Holy freakin bejeezus. . . . . . . Be not fooled by the word "Elementary" in this course's title. This is THE hardest class in Columbia, without qualification. Ever. I can't believe I made it out alive. Unfortunately for Mark, the subject material is perhaps the hardest branch of statistics, in terms of intuition and concepts. He tries very very hard to make sense of it to us, but hopelessly so. No mistake, I think Mark would have been a decent teacher in another class. But in general, I think he's on a totally different level than the rest of the class. Problems seem easy when he solves them, but come homework, there is no way students would be able to complete them without his hints. I don't want to scare any potential stat majors, but the mean on the midterm was around 30 or 40. If you can't handle the heat of this course (which is actually graduate level) then take the much easier undergraduate engineering version.
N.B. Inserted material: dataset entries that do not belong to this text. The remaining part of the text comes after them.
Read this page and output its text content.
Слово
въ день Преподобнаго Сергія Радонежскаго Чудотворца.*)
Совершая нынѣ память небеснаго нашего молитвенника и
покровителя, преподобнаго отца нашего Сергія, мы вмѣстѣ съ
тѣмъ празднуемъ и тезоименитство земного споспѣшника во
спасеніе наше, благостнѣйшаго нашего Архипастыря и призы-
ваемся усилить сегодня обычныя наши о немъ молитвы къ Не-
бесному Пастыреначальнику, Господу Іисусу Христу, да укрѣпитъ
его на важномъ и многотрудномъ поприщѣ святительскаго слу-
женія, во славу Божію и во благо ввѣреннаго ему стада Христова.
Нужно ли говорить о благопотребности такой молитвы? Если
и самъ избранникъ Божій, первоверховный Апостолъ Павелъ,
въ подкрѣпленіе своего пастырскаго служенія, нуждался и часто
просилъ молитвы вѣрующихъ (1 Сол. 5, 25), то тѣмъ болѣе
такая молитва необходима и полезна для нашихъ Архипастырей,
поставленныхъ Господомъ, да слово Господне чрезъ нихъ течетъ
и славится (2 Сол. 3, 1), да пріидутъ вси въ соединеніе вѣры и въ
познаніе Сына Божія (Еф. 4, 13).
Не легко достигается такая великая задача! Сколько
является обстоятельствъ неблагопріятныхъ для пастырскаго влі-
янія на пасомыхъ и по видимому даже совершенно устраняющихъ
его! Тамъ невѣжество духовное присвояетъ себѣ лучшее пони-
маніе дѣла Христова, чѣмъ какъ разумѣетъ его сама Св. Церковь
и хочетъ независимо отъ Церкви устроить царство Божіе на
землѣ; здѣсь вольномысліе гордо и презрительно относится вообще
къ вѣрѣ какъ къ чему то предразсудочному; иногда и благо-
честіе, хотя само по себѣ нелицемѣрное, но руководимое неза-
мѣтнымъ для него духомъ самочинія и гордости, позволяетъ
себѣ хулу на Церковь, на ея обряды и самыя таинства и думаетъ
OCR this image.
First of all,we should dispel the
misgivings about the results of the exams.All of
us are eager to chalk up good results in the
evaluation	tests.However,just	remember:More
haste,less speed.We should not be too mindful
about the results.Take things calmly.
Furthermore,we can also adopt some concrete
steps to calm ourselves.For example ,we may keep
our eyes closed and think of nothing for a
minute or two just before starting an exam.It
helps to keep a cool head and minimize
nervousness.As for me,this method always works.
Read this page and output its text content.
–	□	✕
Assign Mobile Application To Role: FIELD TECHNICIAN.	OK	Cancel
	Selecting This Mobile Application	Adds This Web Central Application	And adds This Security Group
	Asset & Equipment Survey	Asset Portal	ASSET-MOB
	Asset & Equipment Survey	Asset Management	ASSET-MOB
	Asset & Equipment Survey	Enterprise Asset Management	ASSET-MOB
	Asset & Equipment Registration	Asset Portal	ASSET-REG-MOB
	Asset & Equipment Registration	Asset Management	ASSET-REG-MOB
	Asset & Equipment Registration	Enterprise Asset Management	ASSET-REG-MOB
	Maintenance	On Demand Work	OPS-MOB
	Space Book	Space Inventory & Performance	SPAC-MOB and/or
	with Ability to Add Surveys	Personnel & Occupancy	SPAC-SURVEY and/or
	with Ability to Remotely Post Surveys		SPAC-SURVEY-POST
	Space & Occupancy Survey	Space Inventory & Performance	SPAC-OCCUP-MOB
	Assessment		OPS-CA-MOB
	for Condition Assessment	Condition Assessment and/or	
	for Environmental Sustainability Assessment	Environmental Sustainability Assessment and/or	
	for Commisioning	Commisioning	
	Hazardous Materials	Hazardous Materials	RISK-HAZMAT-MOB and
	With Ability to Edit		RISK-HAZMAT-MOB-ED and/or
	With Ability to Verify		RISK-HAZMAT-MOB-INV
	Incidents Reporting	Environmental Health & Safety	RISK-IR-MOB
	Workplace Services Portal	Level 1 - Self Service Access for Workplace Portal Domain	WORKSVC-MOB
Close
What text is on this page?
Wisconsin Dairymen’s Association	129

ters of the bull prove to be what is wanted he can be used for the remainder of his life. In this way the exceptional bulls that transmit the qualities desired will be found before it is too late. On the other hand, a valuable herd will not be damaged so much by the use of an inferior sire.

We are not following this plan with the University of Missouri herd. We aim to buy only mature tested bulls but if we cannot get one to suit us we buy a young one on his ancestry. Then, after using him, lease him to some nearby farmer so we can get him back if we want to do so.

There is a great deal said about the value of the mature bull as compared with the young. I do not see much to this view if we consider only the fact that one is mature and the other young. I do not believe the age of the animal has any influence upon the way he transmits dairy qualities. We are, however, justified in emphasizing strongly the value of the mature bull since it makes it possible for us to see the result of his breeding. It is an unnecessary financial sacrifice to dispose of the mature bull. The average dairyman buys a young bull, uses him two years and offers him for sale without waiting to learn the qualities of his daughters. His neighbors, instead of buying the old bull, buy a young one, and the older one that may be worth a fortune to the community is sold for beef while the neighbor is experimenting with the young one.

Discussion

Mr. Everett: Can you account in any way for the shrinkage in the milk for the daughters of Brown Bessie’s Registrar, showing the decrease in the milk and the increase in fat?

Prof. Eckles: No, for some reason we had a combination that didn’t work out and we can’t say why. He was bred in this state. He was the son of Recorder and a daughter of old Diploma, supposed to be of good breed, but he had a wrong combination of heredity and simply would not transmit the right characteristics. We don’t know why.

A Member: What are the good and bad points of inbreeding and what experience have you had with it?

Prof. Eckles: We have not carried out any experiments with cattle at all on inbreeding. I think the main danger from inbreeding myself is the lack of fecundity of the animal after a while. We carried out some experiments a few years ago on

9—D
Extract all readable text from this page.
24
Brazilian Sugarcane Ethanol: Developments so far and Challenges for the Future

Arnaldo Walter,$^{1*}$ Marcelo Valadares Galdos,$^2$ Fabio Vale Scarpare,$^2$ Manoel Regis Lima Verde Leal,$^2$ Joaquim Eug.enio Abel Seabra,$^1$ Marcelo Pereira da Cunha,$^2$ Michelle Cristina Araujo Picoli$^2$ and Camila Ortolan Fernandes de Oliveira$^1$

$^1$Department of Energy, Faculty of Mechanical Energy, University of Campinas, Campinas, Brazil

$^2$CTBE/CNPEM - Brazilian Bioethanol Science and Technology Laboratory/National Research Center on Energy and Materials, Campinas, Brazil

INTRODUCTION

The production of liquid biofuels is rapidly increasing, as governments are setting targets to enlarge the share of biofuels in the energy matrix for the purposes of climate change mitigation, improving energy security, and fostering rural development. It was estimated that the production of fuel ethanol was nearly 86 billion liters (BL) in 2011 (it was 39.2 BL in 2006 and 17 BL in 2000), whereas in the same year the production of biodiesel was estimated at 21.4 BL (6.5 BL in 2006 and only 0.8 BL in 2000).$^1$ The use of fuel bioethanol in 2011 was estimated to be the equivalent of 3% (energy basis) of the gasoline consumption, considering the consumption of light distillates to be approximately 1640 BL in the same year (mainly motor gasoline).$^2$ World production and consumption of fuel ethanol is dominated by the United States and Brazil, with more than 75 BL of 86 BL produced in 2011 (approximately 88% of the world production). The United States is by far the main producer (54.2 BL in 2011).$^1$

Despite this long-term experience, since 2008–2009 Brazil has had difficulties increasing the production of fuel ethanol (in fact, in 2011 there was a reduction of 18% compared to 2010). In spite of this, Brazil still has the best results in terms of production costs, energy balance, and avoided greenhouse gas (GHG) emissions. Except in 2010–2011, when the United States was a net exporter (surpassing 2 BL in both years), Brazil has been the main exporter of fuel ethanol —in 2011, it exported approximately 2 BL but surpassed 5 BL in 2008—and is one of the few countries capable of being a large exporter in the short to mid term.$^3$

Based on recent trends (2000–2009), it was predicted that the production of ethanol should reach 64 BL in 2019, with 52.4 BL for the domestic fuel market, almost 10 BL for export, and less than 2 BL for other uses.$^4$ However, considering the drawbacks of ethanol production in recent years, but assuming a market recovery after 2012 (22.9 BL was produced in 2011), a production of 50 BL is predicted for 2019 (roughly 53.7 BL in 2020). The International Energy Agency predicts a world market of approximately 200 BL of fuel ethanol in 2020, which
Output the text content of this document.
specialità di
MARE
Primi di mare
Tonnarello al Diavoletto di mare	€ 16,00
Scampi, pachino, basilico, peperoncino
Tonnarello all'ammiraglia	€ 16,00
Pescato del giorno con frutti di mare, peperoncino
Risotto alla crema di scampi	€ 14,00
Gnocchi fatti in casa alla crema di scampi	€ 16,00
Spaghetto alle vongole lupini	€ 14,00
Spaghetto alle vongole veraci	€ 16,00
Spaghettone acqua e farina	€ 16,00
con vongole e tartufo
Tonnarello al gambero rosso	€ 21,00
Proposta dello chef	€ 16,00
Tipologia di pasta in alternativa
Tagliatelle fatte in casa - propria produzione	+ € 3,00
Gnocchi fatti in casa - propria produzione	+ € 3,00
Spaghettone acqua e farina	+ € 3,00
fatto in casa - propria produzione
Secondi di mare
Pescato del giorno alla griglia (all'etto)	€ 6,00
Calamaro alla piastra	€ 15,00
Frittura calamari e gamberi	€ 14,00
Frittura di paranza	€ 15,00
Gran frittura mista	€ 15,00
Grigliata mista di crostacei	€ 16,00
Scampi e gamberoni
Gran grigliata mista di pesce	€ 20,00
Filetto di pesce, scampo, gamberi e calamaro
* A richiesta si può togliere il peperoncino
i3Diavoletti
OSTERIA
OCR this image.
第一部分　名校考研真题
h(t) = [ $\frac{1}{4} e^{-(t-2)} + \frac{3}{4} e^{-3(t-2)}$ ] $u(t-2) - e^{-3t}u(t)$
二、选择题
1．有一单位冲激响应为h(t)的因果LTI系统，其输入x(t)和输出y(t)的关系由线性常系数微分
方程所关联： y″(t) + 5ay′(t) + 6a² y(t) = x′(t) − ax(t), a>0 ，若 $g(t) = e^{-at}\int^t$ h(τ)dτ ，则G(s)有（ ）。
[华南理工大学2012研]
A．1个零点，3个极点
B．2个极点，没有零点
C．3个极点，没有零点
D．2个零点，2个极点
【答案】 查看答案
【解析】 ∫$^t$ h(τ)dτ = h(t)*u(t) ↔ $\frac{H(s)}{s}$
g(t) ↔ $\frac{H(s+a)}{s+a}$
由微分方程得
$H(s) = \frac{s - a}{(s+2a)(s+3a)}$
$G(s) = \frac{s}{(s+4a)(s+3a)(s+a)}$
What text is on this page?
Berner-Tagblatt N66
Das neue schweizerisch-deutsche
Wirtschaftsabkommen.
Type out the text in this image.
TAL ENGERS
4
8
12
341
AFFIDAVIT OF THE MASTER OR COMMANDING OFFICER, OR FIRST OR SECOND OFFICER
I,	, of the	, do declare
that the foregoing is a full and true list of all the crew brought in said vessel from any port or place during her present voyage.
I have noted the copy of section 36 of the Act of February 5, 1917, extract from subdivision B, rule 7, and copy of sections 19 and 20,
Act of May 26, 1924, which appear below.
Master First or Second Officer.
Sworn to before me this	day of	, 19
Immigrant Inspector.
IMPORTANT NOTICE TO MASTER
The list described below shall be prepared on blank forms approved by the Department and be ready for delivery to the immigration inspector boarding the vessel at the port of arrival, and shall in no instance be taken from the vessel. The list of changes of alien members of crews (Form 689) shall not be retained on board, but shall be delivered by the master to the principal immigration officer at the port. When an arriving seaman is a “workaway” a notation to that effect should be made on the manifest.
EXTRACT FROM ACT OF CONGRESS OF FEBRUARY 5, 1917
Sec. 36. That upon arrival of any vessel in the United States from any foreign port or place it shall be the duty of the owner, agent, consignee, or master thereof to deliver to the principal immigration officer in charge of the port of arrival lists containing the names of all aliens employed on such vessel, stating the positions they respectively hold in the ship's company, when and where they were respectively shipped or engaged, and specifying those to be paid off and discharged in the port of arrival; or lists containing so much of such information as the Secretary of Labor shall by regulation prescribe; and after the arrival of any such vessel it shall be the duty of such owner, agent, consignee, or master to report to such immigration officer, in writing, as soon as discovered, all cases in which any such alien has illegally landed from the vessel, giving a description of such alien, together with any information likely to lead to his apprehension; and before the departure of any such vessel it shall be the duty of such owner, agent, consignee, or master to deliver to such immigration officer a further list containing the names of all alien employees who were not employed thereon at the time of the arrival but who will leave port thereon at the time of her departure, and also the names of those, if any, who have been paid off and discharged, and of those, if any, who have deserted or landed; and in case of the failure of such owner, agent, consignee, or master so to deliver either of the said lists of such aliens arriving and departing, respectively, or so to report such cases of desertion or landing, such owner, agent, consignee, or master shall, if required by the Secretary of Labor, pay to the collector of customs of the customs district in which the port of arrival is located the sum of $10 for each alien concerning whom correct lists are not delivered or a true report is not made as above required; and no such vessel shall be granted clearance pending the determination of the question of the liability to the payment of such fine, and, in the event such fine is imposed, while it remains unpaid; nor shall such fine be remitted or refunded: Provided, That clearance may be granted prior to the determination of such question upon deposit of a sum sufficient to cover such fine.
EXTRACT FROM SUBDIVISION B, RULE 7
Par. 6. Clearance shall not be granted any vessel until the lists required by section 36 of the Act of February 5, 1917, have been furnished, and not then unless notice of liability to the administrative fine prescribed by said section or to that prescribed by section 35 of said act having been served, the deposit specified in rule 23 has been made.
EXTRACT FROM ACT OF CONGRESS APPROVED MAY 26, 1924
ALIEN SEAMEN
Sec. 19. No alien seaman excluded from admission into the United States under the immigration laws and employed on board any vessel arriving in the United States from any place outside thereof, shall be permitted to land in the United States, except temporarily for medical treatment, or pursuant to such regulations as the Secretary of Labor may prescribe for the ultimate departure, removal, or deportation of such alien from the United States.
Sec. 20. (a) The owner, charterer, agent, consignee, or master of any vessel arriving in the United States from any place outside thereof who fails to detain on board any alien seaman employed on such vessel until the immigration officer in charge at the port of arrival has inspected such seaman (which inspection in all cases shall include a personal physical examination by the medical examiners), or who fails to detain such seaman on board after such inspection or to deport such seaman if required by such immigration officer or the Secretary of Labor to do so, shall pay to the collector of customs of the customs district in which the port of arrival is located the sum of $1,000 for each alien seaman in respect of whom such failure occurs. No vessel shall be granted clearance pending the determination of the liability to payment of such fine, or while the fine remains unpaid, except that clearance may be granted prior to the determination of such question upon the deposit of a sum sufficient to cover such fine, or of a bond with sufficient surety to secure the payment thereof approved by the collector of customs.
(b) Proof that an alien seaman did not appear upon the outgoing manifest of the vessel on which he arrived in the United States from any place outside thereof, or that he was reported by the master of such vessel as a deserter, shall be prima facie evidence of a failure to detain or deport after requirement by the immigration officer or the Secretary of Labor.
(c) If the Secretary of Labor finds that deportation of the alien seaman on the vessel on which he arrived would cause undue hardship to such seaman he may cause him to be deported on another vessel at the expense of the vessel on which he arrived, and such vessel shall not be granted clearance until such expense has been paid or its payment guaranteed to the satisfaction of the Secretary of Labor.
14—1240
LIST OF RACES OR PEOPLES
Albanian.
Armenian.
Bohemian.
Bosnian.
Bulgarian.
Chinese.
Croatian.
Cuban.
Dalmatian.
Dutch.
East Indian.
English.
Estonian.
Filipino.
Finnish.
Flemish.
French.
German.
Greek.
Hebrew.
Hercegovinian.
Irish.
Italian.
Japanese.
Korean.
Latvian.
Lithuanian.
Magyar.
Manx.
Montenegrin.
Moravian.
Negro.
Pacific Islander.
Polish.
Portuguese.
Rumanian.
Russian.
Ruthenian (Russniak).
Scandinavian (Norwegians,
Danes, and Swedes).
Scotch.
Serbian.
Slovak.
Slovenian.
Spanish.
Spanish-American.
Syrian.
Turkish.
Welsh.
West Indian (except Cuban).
However, if you have the mathematical maturity and persistence to learn everything that is taught, then the world is yours -- just kidding, but it's still very interesting stuff.

May 2002

Here's the review for Intro to OR: Stochastic Models, which should be relevant because Sigman is teaching Elementary Stichastic Processes in the fall, which should be pretty similar. Excellent teacher! great class. Definitely the most interesting lecturer I've had for a math related class, and he makes difficult probability concepts fairly straightforward and understandable. You get the feeling that he enjoys teaching and really tries hard to get everyone to understand everything. Highly recommended.